How can you get the most from your meeting or incentive Web site? What can you tell your Web designers to maximize the site's user-friendliness and usefulness?
Most important, the design team should follow these three golden rules: 1) Make sure the site is easy to find; 2) See that it provides interesting information presented in a user-friendly and visually compelling format; and 3) Give visitors a reason to return.
Rule 1: Make Sure It's Easy to Find An average of 40 percent to 50 percent of all Web site hits come from search engines, the electronic card catalogs of the Web. Make sure that your site is listed with the five search engines that represent more than 90 percent of Internet traffic: Yahoo (www.yahoo.com), Excite (www.excite.com), Infoseek (www.infoseek.com), Lycos (www.lycos.com), AltaVista (www.altavista.com), and HotBot (www.hotbot.com).
The goal is for people to easily find your Web address (URL) by using key words when they do a search, which means that the URL should show up in the top 10 listings of search engine results. If your site is not coming up to the top 10, searchenginewatch.com has lots of information about how to improve your ranking.
Also, include the Web site address on all printed promotions, brochures, letterhead, and even business cards.
Rule 2: Make It Attractive Once people have found your site, you must entice them to explore it. Here are some ways to draw in visitors:
*Home page--First impressions are everything and your home page is your viewers' first impression. It should be cleanly designed, welcome visitors, have a central focal point, and succinctly state what the site is about.

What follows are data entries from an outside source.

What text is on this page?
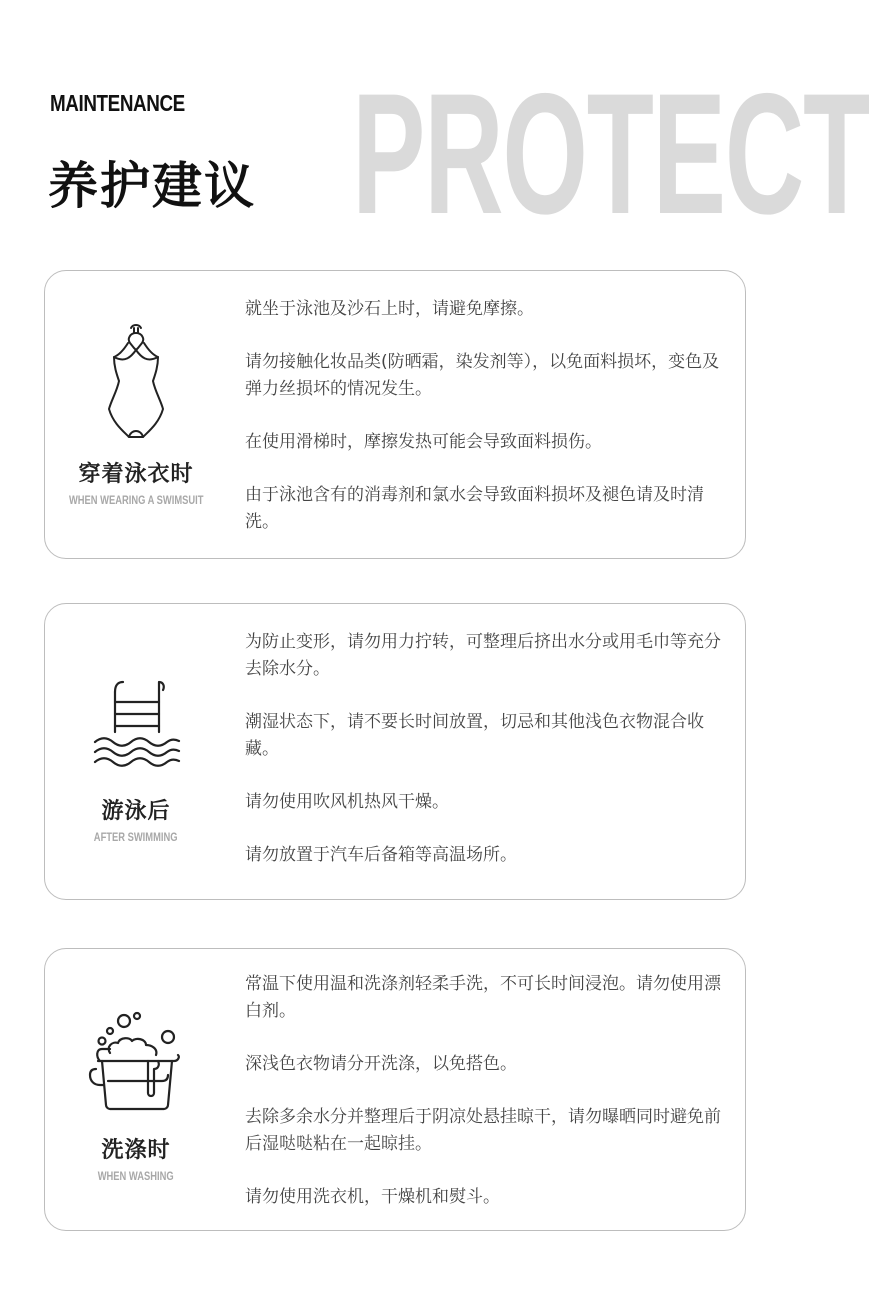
PROTECT
MAINTENANCE
养护建议
穿着泳衣时
WHEN WEARING A SWIMSUIT

就坐于泳池及沙石上时，请避免摩擦。

请勿接触化妆品类(防晒霜，染发剂等），以免面料损坏，变色及弹力丝损坏的情况发生。

在使用滑梯时，摩擦发热可能会导致面料损伤。

由于泳池含有的消毒剂和氯水会导致面料损坏及褪色请及时清洗。

游泳后
AFTER SWIMMING

为防止变形，请勿用力拧转，可整理后挤出水分或用毛巾等充分去除水分。

潮湿状态下，请不要长时间放置，切忌和其他浅色衣物混合收藏。

请勿使用吹风机热风干燥。

请勿放置于汽车后备箱等高温场所。

洗涤时
WHEN WASHING

常温下使用温和洗涤剂轻柔手洗，不可长时间浸泡。请勿使用漂白剂。

深浅色衣物请分开洗涤，以免搭色。

去除多余水分并整理后于阴凉处悬挂晾干，请勿曝晒同时避免前后湿哒哒粘在一起晾挂。

请勿使用洗衣机，干燥机和熨斗。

*Design consistency--There should be a common look and feel throughout the site. Each page should have the same fonts, color scheme, and overall layout.
*Good navigation--A navigation bar that appears on each page of the site makes it easy to explore. Follow the "three-click rule"--that is, any page on the site should not be more than three clicks away.
*Speed--If the site's pages don't come up quickly on the screen, they won't be read--no matter how spectacular the graphics are. The opening page shouldn't take more than 15 seconds to appear.
Rule 3: Bring Them Back Again A meeting or incentive Web site is different from a company site because, of course, people want to return for the information they need. Nonetheless, consider ways you can regularly add fresh content or new features.
For example, Sun Microsystems (www.sun.com) is a terrific example of a content-driven site. A "hot topics" box on the company's home page highlights upcoming meetings, as well as the latest company issues. The meeting pages provide lots of continuously updated information about company events and meetings and contain streaming video clips of keynote presenters from past events.
Another way to add interest to a Web site is personalization. For example, qualifiers who enter Xerox Corp.'s Web site for its President's Club incentive are greeted with a personalized banner running along the bottom of the screen like a ticker-tape, saying "Congratulations.... You are a winner!" The registration form has already been filled out with the person's name, title, home address, work address, and other information.